Blues-Desperados: Kenny Wayne Shepherd (links) soliert, Noah Hunt singt – und die Jazztage haben eine große Eröffnung. Fotos: Ralf Krieger

Leverkusen – Man könnte es sich einfach machen. Man könnte sagen: Dieser Typ, Kenny Wayne Shepherd, ist der perfekte Musiker, um die Leverkusener Jazztage zu eröffnen. Jazztage, die mit der 40. Auflage in diesem Jahr einen runden Geburtstag feiern. Jazztage, die mit zwölf Tagen und dann noch drei Zusatzkonzerten im nächsten Frühjahr so lange dauern werden wie nie zuvor. Besondere Jazztage also. Und man könnte dann sagen, er ist der perfekte Musiker dafür, weil er: der Schwiegersohn des US-Schauspielers Mel Gibson ist. Das ist mal was. Denn jeder kennt Mel Gibson. Braveheart“, „Mad Max“, „Lethal Weapon“ und so.

Aber all das zu sagen, würde Kenny Wayne Shepherd nicht gerecht werden. Denn er hat überhaupt keinen Grund, sich mit fremden Federn zu schmücken. Mit „Ich bin mit einem Hollywoodstar verbandelt“-Federn. Mel Gibson steht ja auch nicht mit auf der Bühne im Terrassensaal des Forums, sondern arbeitet gerade wahrscheinlich irgendwo in den USA an irgendeinem Drehbuch.

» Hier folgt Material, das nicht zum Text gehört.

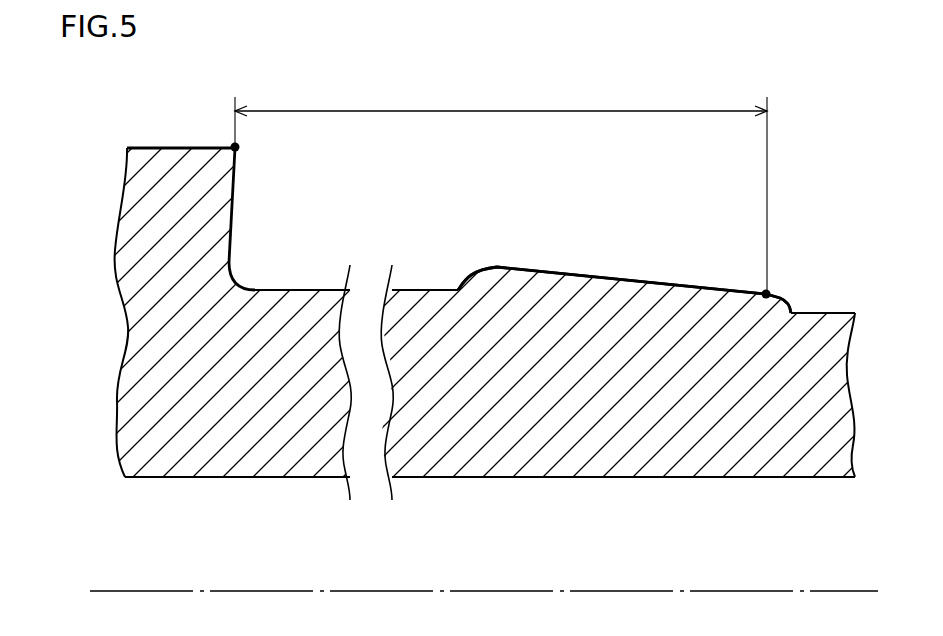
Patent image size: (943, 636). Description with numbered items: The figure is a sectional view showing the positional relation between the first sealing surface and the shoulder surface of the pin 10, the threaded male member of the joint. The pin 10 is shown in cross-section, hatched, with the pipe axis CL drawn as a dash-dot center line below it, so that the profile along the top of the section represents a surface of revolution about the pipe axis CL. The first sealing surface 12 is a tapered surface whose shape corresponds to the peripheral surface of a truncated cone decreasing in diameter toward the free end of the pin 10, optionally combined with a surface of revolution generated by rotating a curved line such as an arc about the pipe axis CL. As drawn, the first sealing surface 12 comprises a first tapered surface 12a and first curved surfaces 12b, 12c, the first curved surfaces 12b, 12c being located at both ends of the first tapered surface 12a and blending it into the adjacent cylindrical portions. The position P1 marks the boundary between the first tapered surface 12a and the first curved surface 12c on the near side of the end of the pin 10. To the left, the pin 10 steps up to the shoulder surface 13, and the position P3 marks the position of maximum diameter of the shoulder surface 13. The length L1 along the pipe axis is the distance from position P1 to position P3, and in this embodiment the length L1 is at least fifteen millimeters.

The pin 10 is at (166, 492).
The first sealing surface 12 is at (767, 532).
The first tapered surface 12a is at (626, 280).
The first curved surface 12b is at (477, 275).
The first curved surface 12c is at (787, 303).
The shoulder surface 13 is at (230, 213).
The position P1 is at (766, 294).
The position P3 is at (235, 147).
The length L1 is at (501, 189).
The pipe axis CL is at (499, 590).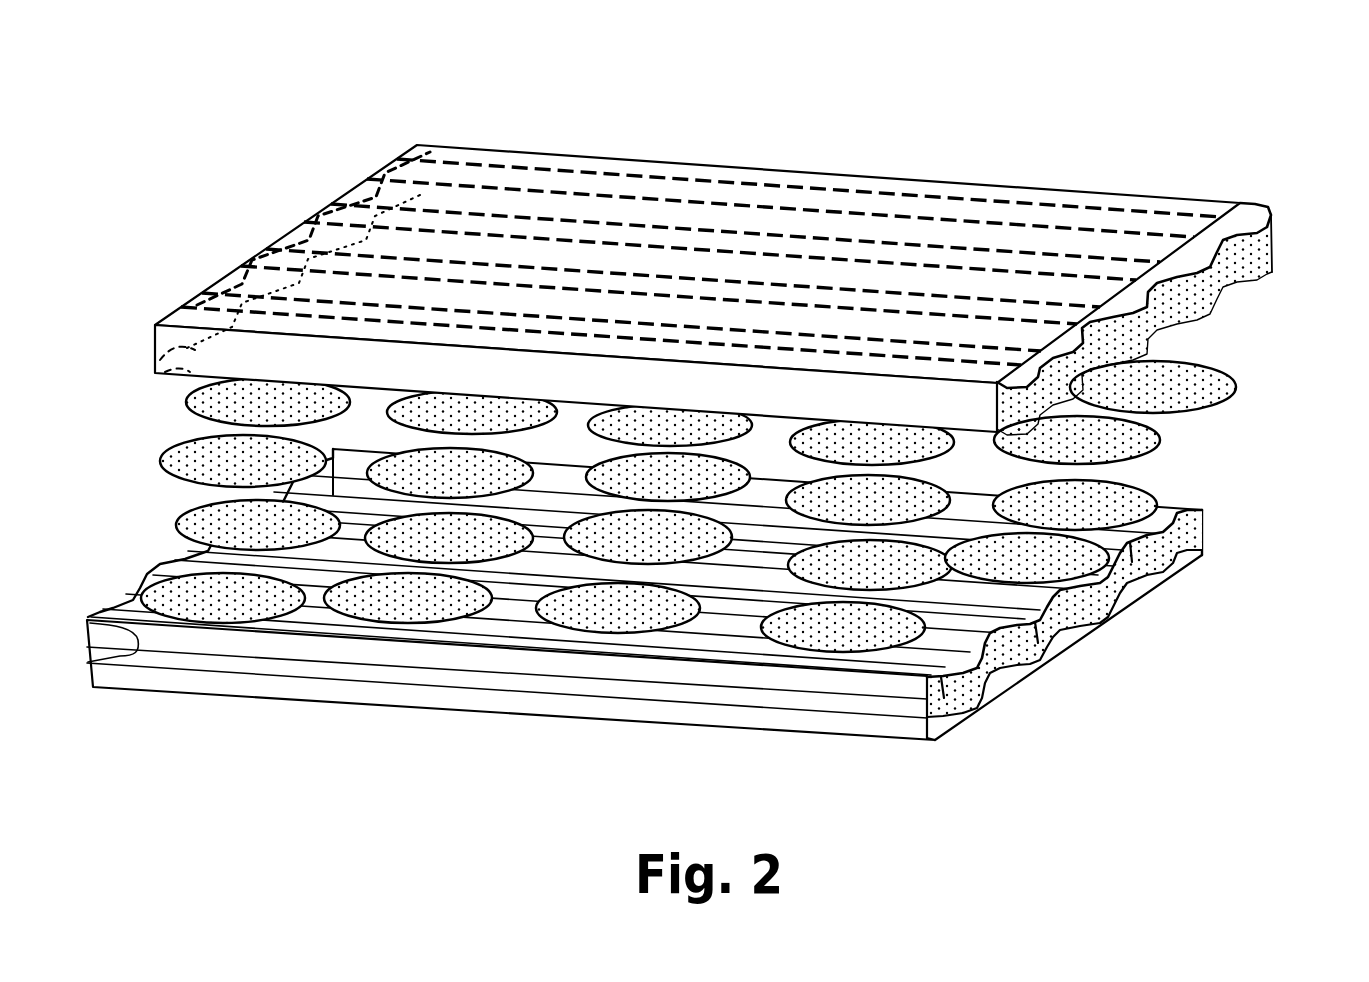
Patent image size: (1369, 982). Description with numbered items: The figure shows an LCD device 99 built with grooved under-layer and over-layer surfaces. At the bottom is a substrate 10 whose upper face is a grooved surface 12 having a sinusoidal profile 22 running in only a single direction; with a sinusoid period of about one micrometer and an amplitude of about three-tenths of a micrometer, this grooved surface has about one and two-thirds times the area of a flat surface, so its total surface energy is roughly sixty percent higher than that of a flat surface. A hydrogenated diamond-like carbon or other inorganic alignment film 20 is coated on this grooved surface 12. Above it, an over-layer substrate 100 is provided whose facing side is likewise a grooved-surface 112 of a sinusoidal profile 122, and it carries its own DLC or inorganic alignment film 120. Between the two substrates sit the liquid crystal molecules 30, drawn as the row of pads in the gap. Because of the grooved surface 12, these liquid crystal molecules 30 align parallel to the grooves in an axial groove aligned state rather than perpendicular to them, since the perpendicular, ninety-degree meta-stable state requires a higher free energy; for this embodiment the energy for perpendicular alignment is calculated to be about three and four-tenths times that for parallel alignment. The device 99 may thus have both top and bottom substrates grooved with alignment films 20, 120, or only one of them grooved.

The LCD device 99 is at (712, 242).
The over-layer substrate 100 is at (155, 350).
The grooved-surface 112 is at (1232, 243).
The alignment film 120 is at (1248, 272).
The sinusoidal profile 122 is at (1270, 193).
The substrate 10 is at (693, 633).
The grooved surface 12 is at (1012, 689).
The alignment film 20 is at (1092, 595).
The sinusoidal profile 22 is at (1202, 538).
The liquid crystal molecules 30 is at (126, 517).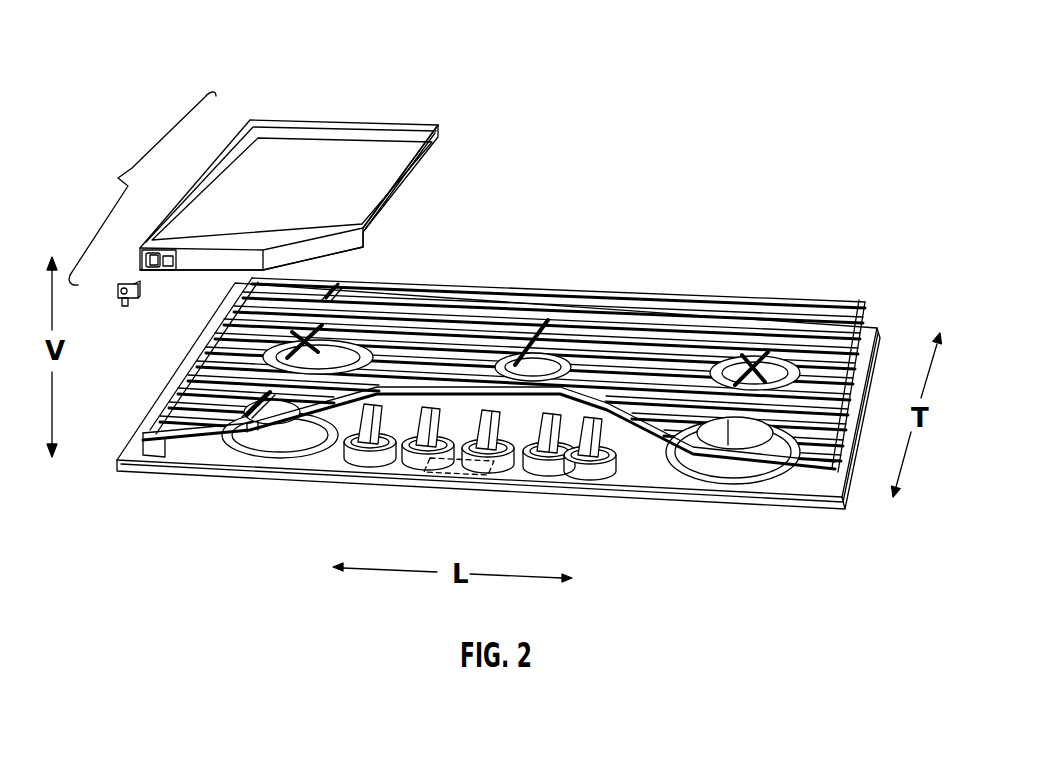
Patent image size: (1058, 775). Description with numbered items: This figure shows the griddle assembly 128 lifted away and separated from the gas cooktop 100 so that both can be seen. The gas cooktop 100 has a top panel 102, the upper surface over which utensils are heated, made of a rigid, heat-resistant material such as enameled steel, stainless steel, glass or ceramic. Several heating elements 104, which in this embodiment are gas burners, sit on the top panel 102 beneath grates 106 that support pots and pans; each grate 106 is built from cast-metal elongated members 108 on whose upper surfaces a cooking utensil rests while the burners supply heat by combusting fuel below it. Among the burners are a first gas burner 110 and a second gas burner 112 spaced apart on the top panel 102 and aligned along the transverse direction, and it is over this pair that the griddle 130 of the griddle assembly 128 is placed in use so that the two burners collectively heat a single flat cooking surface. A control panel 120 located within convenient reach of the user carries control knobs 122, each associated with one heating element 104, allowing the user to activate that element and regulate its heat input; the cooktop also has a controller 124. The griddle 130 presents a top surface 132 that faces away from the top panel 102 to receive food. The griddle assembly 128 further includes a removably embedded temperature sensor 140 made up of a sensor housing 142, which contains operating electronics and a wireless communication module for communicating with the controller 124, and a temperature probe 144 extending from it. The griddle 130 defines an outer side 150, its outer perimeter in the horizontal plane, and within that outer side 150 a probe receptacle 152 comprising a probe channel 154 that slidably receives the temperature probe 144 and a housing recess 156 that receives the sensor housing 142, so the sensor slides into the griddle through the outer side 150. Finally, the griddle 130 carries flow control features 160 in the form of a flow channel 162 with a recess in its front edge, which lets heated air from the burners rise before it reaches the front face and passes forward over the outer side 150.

The gas cooktop 100 is at (502, 353).
The top panel 102 is at (840, 484).
The heating elements 104 is at (355, 340).
The grates 106 is at (786, 296).
The elongated members 108 is at (180, 442).
The first gas burner 110 is at (342, 334).
The second gas burner 112 is at (257, 440).
The control panel 120 is at (488, 476).
The control knobs 122 is at (589, 460).
The controller 124 is at (421, 478).
The griddle assembly 128 is at (276, 230).
The griddle 130 is at (312, 171).
The top surface 132 is at (312, 172).
The temperature sensor 140 is at (138, 299).
The sensor housing 142 is at (152, 333).
The temperature probe 144 is at (140, 284).
The outer side 150 is at (400, 195).
The probe receptacle 152 is at (170, 212).
The probe channel 154 is at (163, 250).
The housing recess 156 is at (175, 263).
The flow control features 160 is at (338, 296).
The flow channel 162 is at (240, 267).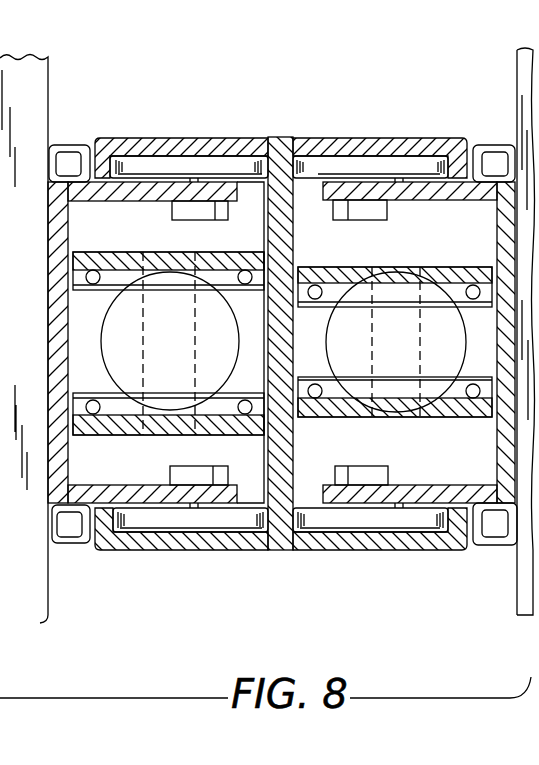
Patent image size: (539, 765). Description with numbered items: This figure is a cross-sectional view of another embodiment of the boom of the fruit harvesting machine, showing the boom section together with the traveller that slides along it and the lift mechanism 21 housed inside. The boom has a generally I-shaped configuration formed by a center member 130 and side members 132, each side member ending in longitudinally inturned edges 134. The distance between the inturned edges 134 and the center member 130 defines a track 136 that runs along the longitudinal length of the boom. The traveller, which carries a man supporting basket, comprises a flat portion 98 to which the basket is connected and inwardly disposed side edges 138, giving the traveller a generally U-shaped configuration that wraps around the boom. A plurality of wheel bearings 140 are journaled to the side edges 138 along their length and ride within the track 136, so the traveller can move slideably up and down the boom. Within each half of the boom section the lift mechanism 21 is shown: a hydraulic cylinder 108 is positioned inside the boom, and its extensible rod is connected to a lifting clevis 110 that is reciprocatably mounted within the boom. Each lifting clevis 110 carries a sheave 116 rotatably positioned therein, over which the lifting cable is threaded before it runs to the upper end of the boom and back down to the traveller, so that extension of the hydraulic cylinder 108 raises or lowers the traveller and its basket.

The lift mechanism 21 is at (398, 216).
The flat portion 98 is at (58, 228).
The hydraulic cylinder 108 is at (138, 341).
The lifting clevis 110 is at (243, 232).
The sheave 116 is at (195, 358).
The center member 130 is at (333, 244).
The side member 132 is at (320, 155).
The inturned edge 134 is at (95, 142).
The track 136 is at (140, 156).
The side edge 138 is at (152, 193).
The wheel bearing 140 is at (175, 167).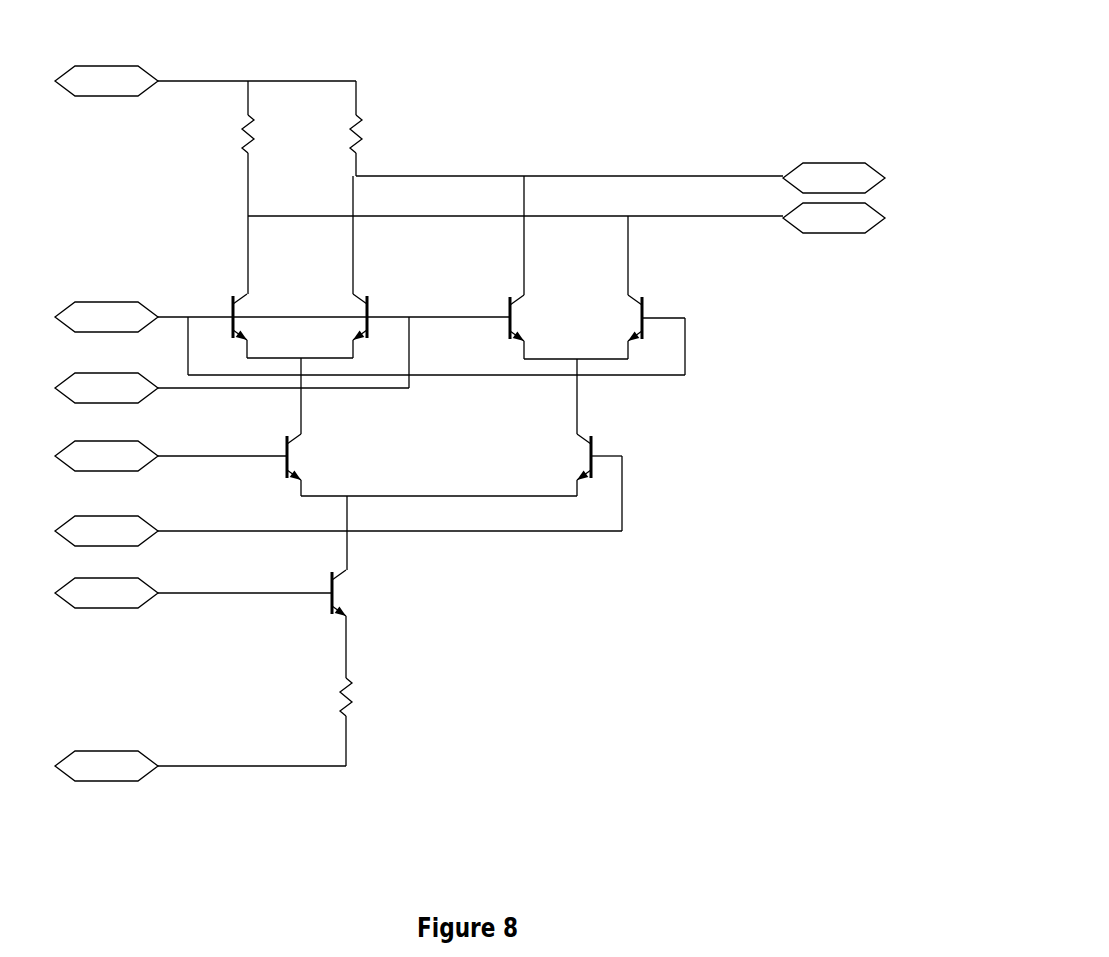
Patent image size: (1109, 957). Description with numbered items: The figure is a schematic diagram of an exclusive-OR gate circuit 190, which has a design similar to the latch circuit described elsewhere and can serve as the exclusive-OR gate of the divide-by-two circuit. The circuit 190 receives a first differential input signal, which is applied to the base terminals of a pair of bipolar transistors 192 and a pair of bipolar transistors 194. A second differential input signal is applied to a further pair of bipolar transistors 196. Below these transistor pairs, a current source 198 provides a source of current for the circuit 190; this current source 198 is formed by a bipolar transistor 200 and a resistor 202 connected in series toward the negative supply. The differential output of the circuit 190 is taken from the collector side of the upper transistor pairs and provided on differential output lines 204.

The exclusive-OR gate circuit 190 is at (506, 429).
The pair of bipolar transistors 192 is at (278, 282).
The pair of bipolar transistors 194 is at (588, 292).
The pair of bipolar transistors 196 is at (538, 435).
The current source 198 is at (379, 671).
The bipolar transistor 200 is at (327, 608).
The resistor 202 is at (365, 780).
The differential output lines 204 is at (873, 202).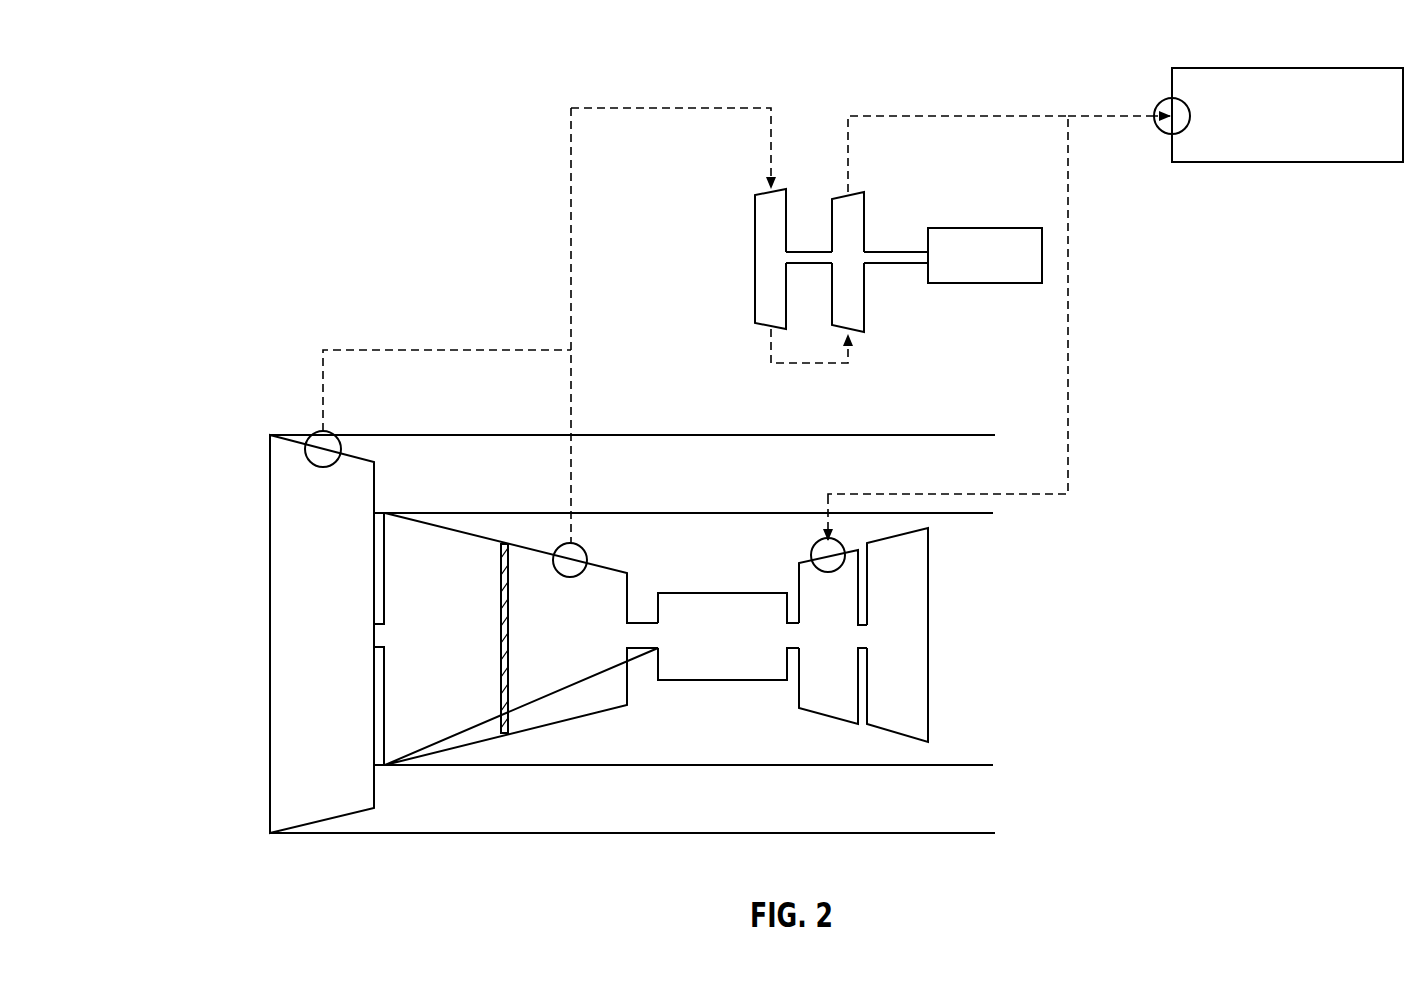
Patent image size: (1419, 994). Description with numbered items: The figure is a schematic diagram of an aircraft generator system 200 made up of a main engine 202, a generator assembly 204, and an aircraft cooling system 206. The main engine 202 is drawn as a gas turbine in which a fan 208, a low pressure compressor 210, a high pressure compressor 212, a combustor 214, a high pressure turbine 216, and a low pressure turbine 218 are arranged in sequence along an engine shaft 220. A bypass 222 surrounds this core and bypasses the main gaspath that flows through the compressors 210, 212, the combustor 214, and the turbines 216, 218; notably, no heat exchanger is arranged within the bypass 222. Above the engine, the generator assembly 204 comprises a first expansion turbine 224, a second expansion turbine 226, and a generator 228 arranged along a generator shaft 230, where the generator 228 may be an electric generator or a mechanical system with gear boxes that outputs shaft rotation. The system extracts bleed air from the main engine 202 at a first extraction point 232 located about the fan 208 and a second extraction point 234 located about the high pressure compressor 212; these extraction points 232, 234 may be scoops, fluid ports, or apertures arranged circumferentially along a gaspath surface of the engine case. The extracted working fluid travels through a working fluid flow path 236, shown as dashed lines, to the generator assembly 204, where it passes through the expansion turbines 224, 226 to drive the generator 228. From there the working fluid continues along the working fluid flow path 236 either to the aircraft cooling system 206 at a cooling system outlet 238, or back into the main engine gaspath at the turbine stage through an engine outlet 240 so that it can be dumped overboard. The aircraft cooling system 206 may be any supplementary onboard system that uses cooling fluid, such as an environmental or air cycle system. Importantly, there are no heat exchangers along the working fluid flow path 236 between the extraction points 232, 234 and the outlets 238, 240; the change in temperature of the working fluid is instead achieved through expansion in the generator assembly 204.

The aircraft generator system 200 is at (211, 66).
The main engine 202 is at (258, 616).
The generator assembly 204 is at (806, 138).
The aircraft cooling system 206 is at (1318, 50).
The fan 208 is at (295, 775).
The low pressure compressor 210 is at (430, 735).
The high pressure compressor 212 is at (528, 705).
The combustor 214 is at (724, 660).
The high pressure turbine 216 is at (832, 697).
The low pressure turbine 218 is at (904, 710).
The engine shaft 220 is at (637, 635).
The bypass 222 is at (887, 484).
The first expansion turbine 224 is at (766, 287).
The second expansion turbine 226 is at (850, 308).
The generator 228 is at (1032, 258).
The generator shaft 230 is at (893, 258).
The first extraction point 232 is at (308, 430).
The second extraction point 234 is at (587, 560).
The working fluid flow path 236 is at (568, 232).
The cooling system outlet 238 is at (1165, 100).
The engine outlet 240 is at (847, 563).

Nein: Kenny Wayne Shepherd ist selber viel zu gut, um auf den Glanz anderer angewiesen zu sein.

Und er ist nach Leverkusen gekommen, um den Leuten hier ein paar Gitarrensoli und Saiten-Licks um die Ohren zu klatschen, die zum Besten gehören, was derzeit in der Rock- und Blueswelt so an Soli und Licks zu hören ist.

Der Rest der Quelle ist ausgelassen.